My single Breaking Free was on the countdown in Ghana and even reached number one on Yfm in South Africa. It was remixed by three international DJs of repute from England, France and South Africa. It is exciting!
But I must say it is challenging in many ways but I would not trade it for anything. I look forward to the future. I just want to master my craft and be the best I can possibly be.

What would you say is your music genre?
Predominantly, I am a Deep House artiste. I am into the South African House and Kwaito sound big time. However, at the moment I am having the time of my life being experimental and playful, from afro-pop to afro-dance hall fusions, it is simply feel good music.

What would you say is your inspiration?
I am inspired by my favourite songs, which are an eclectic mix. Anything and everything from rock n roll, jazz, RnB to afro sounds, work for me.

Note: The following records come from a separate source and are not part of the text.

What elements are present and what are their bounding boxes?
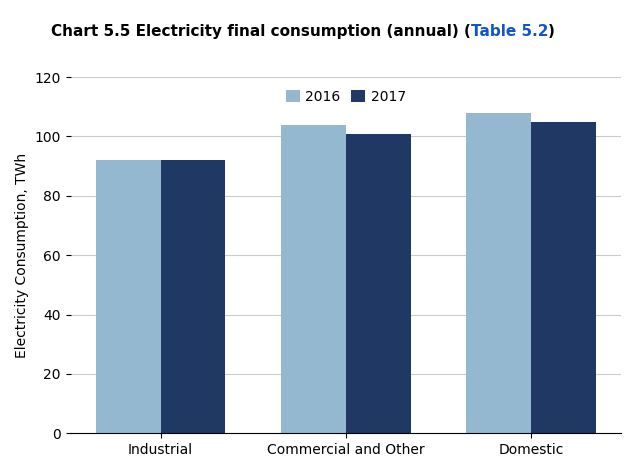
Text: Chart 5.5 Electricity final consumption (annual) (: Chart 5.5 Electricity final consumption … <box>51 24 471 39</box>
Y-axis label: Electricity Consumption, TWh: Electricity Consumption, TWh <box>15 152 29 358</box>
Bar <box>95 160 160 433</box>
Bar <box>346 134 411 433</box>
Text: Table 5.2: Table 5.2 <box>471 24 548 39</box>
Bar <box>466 113 531 433</box>
Bar <box>531 122 596 433</box>
Bar <box>281 125 346 433</box>
Bar <box>160 160 225 433</box>
Legend: 2016, 2017: 2016, 2017 <box>280 84 411 109</box>
Text: ): ) <box>548 24 555 39</box>
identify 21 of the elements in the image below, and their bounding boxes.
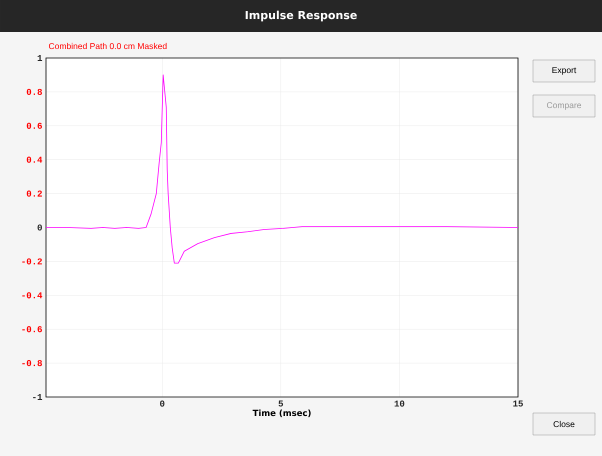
- y-tick-label: -0.8: [22, 360, 42, 366]
- text: Compare: [546, 102, 582, 110]
- y-tick-label: 0.6: [26, 122, 42, 129]
- y-tick-label: 0.8: [26, 88, 42, 95]
- x-tick-label: 10: [394, 400, 404, 407]
- x-tick-label: 0: [160, 400, 164, 407]
- y-tick-label: -0.4: [22, 292, 42, 298]
- text: Export: [552, 67, 576, 75]
- text: Close: [554, 420, 574, 428]
- x-axis-title: Time (msec): [252, 410, 311, 418]
- chart-title: Impulse Response: [246, 10, 357, 22]
- y-tick-label: 1: [38, 55, 42, 61]
- y-tick-label: -1: [33, 394, 42, 400]
- x-tick-label: 5: [278, 400, 284, 407]
- chart-subtitle: Combined Path 0.0 cm Masked: [48, 42, 167, 50]
- y-tick-label: 0.2: [26, 190, 42, 197]
- x-tick-label: 15: [513, 400, 523, 407]
- y-tick-label: 0.4: [26, 156, 42, 163]
- y-tick-label: 0: [38, 224, 42, 231]
- y-tick-label: -0.6: [22, 326, 42, 332]
- y-tick-label: -0.2: [22, 258, 42, 264]
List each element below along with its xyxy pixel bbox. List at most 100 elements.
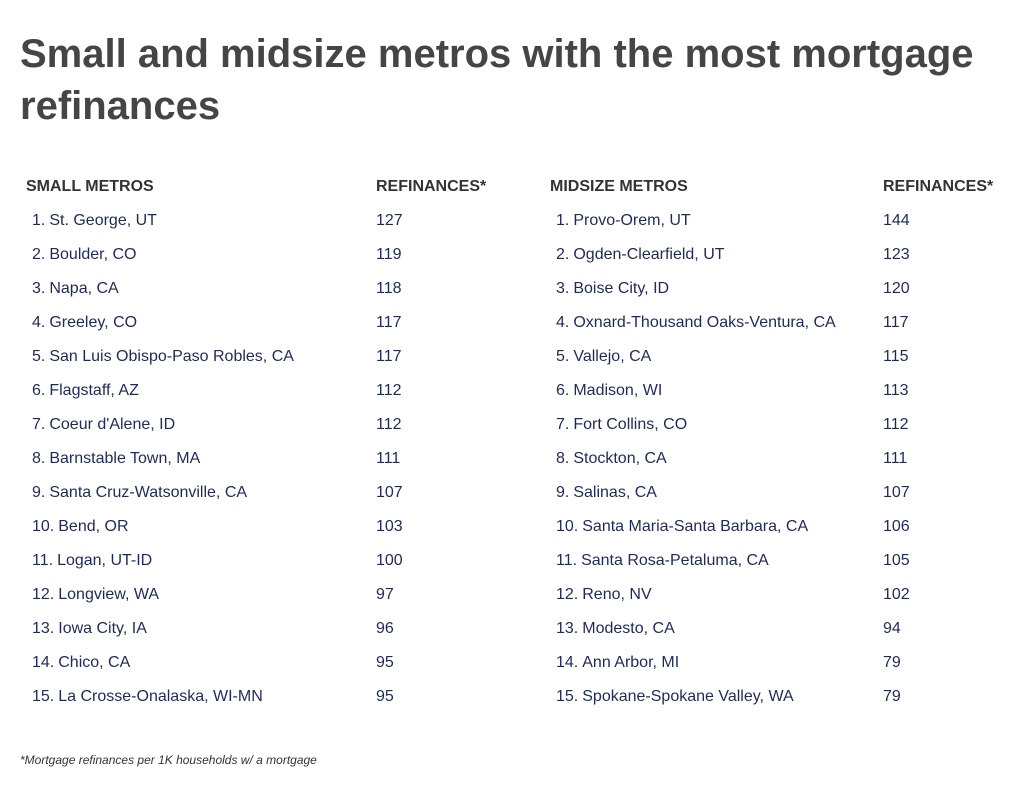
metro-cell: 10. Bend, OR xyxy=(32,515,129,539)
rank-label: 15. xyxy=(32,688,55,705)
table-row: 10. Santa Maria-Santa Barbara, CA 106 xyxy=(550,515,1010,549)
refinances-value: 106 xyxy=(883,518,910,535)
metro-cell: 13. Iowa City, IA xyxy=(32,617,147,641)
metro-name: Santa Maria-Santa Barbara, CA xyxy=(582,518,809,535)
metro-name: Oxnard-Thousand Oaks-Ventura, CA xyxy=(573,314,836,331)
metro-name: Barnstable Town, MA xyxy=(49,450,201,467)
rank-label: 15. xyxy=(556,688,579,705)
metro-name: Bend, OR xyxy=(58,518,129,535)
rank-label: 11. xyxy=(32,552,54,569)
refinances-value: 105 xyxy=(883,552,910,569)
refinances-value: 117 xyxy=(376,314,402,331)
rank-label: 7. xyxy=(556,416,570,433)
table-row: 13. Modesto, CA 94 xyxy=(550,617,1010,651)
refinances-value: 117 xyxy=(376,348,402,365)
rank-label: 14. xyxy=(556,654,579,671)
table-row: 13. Iowa City, IA 96 xyxy=(26,617,486,651)
table-row: 2. Boulder, CO 119 xyxy=(26,243,486,277)
metro-cell: 2. Ogden-Clearfield, UT xyxy=(556,243,725,267)
metro-cell: 11. Logan, UT-ID xyxy=(32,549,152,573)
table-row: 7. Coeur d'Alene, ID 112 xyxy=(26,413,486,447)
metro-name: Boulder, CO xyxy=(49,246,137,263)
metro-cell: 11. Santa Rosa-Petaluma, CA xyxy=(556,549,769,573)
rank-label: 13. xyxy=(32,620,55,637)
column-header-refinances: REFINANCES* xyxy=(376,178,487,195)
rank-label: 3. xyxy=(556,280,570,297)
table-row: 5. Vallejo, CA 115 xyxy=(550,345,1010,379)
rank-label: 6. xyxy=(556,382,570,399)
metro-cell: 8. Barnstable Town, MA xyxy=(32,447,200,471)
rank-label: 13. xyxy=(556,620,579,637)
table-row: 3. Napa, CA 118 xyxy=(26,277,486,311)
metro-name: San Luis Obispo-Paso Robles, CA xyxy=(49,348,294,365)
metro-name: Greeley, CO xyxy=(49,314,138,331)
table-row: 2. Ogden-Clearfield, UT 123 xyxy=(550,243,1010,277)
metro-cell: 4. Greeley, CO xyxy=(32,311,137,335)
metro-cell: 5. San Luis Obispo-Paso Robles, CA xyxy=(32,345,294,369)
metro-name: Ogden-Clearfield, UT xyxy=(573,246,725,263)
table-row: 5. San Luis Obispo-Paso Robles, CA 117 xyxy=(26,345,486,379)
table-row: 9. Salinas, CA 107 xyxy=(550,481,1010,515)
rank-label: 3. xyxy=(32,280,46,297)
metro-cell: 6. Madison, WI xyxy=(556,379,662,403)
metro-cell: 12. Longview, WA xyxy=(32,583,159,607)
refinances-value: 94 xyxy=(883,620,901,637)
metro-cell: 3. Boise City, ID xyxy=(556,277,669,301)
metro-name: Santa Rosa-Petaluma, CA xyxy=(581,552,769,569)
metro-cell: 7. Fort Collins, CO xyxy=(556,413,687,437)
metro-cell: 13. Modesto, CA xyxy=(556,617,675,641)
metro-cell: 2. Boulder, CO xyxy=(32,243,137,267)
rank-label: 4. xyxy=(32,314,46,331)
metro-name: St. George, UT xyxy=(49,212,157,229)
table-row: 10. Bend, OR 103 xyxy=(26,515,486,549)
table-row: 11. Santa Rosa-Petaluma, CA 105 xyxy=(550,549,1010,583)
metro-cell: 10. Santa Maria-Santa Barbara, CA xyxy=(556,515,808,539)
table-row: 8. Barnstable Town, MA 111 xyxy=(26,447,486,481)
refinances-value: 127 xyxy=(376,212,403,229)
metro-name: La Crosse-Onalaska, WI-MN xyxy=(58,688,263,705)
column-header-metro: SMALL METROS xyxy=(26,178,154,195)
table-row: 12. Reno, NV 102 xyxy=(550,583,1010,617)
table-row: 6. Madison, WI 113 xyxy=(550,379,1010,413)
metro-name: Iowa City, IA xyxy=(58,620,147,637)
table-row: 1. Provo-Orem, UT 144 xyxy=(550,209,1010,243)
refinances-value: 120 xyxy=(883,280,910,297)
refinances-value: 117 xyxy=(883,314,909,331)
metro-cell: 14. Chico, CA xyxy=(32,651,130,675)
refinances-value: 79 xyxy=(883,654,901,671)
refinances-value: 112 xyxy=(376,382,402,399)
refinances-value: 96 xyxy=(376,620,394,637)
refinances-value: 111 xyxy=(376,450,401,467)
metro-name: Reno, NV xyxy=(582,586,652,603)
table-row: 4. Oxnard-Thousand Oaks-Ventura, CA 117 xyxy=(550,311,1010,345)
column-header-metro: MIDSIZE METROS xyxy=(550,178,688,195)
metro-name: Flagstaff, AZ xyxy=(49,382,139,399)
rank-label: 8. xyxy=(556,450,570,467)
metro-name: Spokane-Spokane Valley, WA xyxy=(582,688,794,705)
table-row: 12. Longview, WA 97 xyxy=(26,583,486,617)
table-row: 8. Stockton, CA 111 xyxy=(550,447,1010,481)
table-row: 1. St. George, UT 127 xyxy=(26,209,486,243)
metro-name: Salinas, CA xyxy=(573,484,657,501)
rank-label: 9. xyxy=(32,484,46,501)
table-row: 9. Santa Cruz-Watsonville, CA 107 xyxy=(26,481,486,515)
metro-cell: 1. St. George, UT xyxy=(32,209,157,233)
rank-label: 12. xyxy=(556,586,579,603)
table-row: 6. Flagstaff, AZ 112 xyxy=(26,379,486,413)
rank-label: 6. xyxy=(32,382,46,399)
metro-cell: 7. Coeur d'Alene, ID xyxy=(32,413,175,437)
table-row: 11. Logan, UT-ID 100 xyxy=(26,549,486,583)
metro-name: Boise City, ID xyxy=(573,280,670,297)
metro-cell: 1. Provo-Orem, UT xyxy=(556,209,691,233)
refinances-value: 100 xyxy=(376,552,403,569)
rank-label: 10. xyxy=(32,518,55,535)
metro-cell: 15. La Crosse-Onalaska, WI-MN xyxy=(32,685,263,709)
metro-cell: 8. Stockton, CA xyxy=(556,447,667,471)
metro-name: Coeur d'Alene, ID xyxy=(49,416,176,433)
refinances-value: 144 xyxy=(883,212,910,229)
metro-name: Longview, WA xyxy=(58,586,160,603)
metro-name: Stockton, CA xyxy=(573,450,667,467)
rank-label: 2. xyxy=(32,246,46,263)
refinances-value: 123 xyxy=(883,246,910,263)
metro-cell: 3. Napa, CA xyxy=(32,277,119,301)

What is the story behind your album, The African Love Story?
My journey is the leading storyline in my music. I write a lot about my experiences because I believe that to execute a song beautifully, one must truly understand the core of the story. I also write about other people’s experiences; my friends, family and stories I hear about people I have never met. Love and life are my Inspiration.
Do you think your style of music will be able to compete with the kind of style in this industry?
I have heard people say: “You have a nice voice but you seem quiet in the Industry…maybe if you sung in Luganda and did music similar to so and so, you would be popular and make money”.
I did not join music to make money. I joined because I could not run away from it. It is who I am. I love music and nothing fulfills me more than to sing from my heart. I am also a non-conformist, so I am always doing things differently from what society tries to impose.

Why did you choose A-Pass for your first collaboration?
I have actually collaborated with three amazing artistes before Trouble Maker with A Pass. I have worked with Lilian and Cindy on Get out the Door and The Mith on Go down Low, which features on his new album, Destination Africa (Get a copy!).
A Pass is my third collaboration. For Trouble Maker, I wanted an afro-dancehall song and he is master of the genre in Uganda. He is also very professional and lyrically astounding. Also, the video shoot with him was a great experience. Are there more collabos coming? I have a few surprises in the hat.

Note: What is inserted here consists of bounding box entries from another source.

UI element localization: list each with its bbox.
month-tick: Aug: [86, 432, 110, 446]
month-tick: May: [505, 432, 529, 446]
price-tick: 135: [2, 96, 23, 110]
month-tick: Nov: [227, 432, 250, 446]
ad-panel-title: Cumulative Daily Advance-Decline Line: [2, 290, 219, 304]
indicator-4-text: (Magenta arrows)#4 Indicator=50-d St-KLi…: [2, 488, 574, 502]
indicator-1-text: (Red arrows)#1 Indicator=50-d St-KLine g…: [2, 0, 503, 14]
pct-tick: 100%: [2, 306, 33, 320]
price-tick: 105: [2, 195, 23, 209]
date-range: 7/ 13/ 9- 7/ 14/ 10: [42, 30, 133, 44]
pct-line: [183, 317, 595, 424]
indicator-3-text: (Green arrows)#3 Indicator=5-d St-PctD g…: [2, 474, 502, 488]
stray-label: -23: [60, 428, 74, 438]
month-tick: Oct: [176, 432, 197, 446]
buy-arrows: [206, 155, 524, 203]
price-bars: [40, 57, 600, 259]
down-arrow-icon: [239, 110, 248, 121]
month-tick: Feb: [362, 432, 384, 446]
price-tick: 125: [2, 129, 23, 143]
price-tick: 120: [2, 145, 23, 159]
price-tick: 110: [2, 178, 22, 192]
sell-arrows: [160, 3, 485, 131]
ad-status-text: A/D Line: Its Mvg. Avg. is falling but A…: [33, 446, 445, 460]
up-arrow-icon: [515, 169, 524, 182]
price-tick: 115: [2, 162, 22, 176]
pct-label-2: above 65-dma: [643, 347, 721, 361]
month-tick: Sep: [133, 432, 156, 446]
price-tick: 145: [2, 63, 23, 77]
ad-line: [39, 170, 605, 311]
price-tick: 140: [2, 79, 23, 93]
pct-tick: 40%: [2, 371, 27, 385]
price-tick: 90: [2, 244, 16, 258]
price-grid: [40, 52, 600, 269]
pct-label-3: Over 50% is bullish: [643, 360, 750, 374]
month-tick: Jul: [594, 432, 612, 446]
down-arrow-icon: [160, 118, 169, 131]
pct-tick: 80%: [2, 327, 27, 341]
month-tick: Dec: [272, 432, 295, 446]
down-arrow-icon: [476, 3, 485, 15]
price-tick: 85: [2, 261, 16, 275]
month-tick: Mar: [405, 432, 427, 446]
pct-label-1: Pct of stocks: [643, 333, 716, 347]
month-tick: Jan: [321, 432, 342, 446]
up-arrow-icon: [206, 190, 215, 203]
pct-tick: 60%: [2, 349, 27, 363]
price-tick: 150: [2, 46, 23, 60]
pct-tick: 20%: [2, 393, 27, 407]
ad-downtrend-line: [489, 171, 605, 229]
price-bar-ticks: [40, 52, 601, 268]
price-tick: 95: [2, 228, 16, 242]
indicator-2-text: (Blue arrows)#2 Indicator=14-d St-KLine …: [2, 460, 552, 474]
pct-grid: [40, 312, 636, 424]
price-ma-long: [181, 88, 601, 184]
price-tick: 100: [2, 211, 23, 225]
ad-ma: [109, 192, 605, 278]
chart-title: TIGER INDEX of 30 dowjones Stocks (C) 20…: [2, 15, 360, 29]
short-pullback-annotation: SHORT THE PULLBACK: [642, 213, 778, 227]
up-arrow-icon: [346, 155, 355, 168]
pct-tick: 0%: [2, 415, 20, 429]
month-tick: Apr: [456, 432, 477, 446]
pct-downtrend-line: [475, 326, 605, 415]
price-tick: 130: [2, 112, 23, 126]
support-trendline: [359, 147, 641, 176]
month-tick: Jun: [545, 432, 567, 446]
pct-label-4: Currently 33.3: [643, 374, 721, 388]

Most female artistes have been attached to bands. Are you in any band?
No I’m not in a band. But I have had the privilege of being a guest artiste for some bands. I have sang with Afrigo Band, which was a highlight for me, although nothing beats my last performance at last year’s Blankets and Wine in December. It was my first ever big gig. I had never been on stage for an hour and I was very nervous, but the moment I got on stage, I felt like that was where I belonged. Live music is completely different to singing over a recorded track. It was a whole lot different.

When should we expect your full album?
I am currently working on my first album, Th e African Love Story, and I hope to release it later this year. No dates yet. As far as more singles, yes, I will be releasing a new single in June 2015. The album will be fresh, with majority of the songs not in circulation prior to its release. I also want to add that I am incredibly grateful to the people who support me and make my journey much easier with their continued inspiring messages. I am who I am because of them. God Bless you all.